Q: What was the research process like for Bonfire Night, since it’s a historical fiction novel? 

A: I started by rereading the novels I love most, written in the 1930s and 40s. British writers like Elizabeth Bowen, Patrick Hamilton, and Penelope Fitzgerald. I already knew a good amount about the period because I’d done a master’s degree in England on women artists working during the Blitz. The most important research element for Bonfire Night was talking to people who’d actually lived through World War II. I was incredibly lucky to meet people like my friend Sylvie Roberts, who was born in London in 1922. I interviewed her and everyone I could find who had been alive in the time my book is set, 1936 through 1945. I also did a lot of research through the Imperial War Museum, the Museum of London, the Lee Miller Archive, and the British Newspaper Archive.

Q: What made you choose to write historical fiction? When did you realize that writing was your calling in life?
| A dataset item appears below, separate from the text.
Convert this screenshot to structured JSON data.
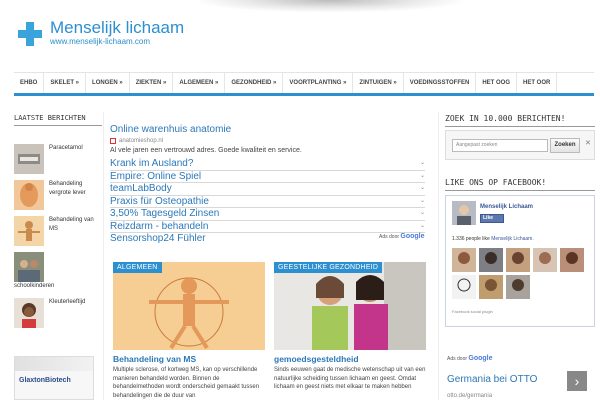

A: I have always been a huge reader and majored in English in college. I idolized my favorite writers to the point where it didn’t seem like something a mortal like me could do. I started a novel set in Argentina about fifteen years ago and wrote in fits and starts, but it never really took off. It was when I got the idea for Bonfire Night, in 2016, that I started writing fiction with determination. The story was so interesting to me that once I got going, there was no question that I would finish it.

Q: If you’re writing a new novel now, can you reveal any details about it?

A: I’m about 15,000 words into something new. I’m hesitant to say much about it because I don’t know quite what it is yet. It’s set in New York and LA and spans from the 1950s through modern day.

Q: Do you have a favorite spot where you sit down and start writing? 

A: I usually write at my kitchen table because it’s the nearest place to my tea stash.

Q: If you were to write in another genre besides historical fiction, which genre or genres would you choose and why?

A: This isn’t to say I’d be any good at it, but I’d love to be a comedy screenwriter. It would also be fun to be a ghost writer because I enjoy talking to people and I’m never averse to a bit of celebrity gossip.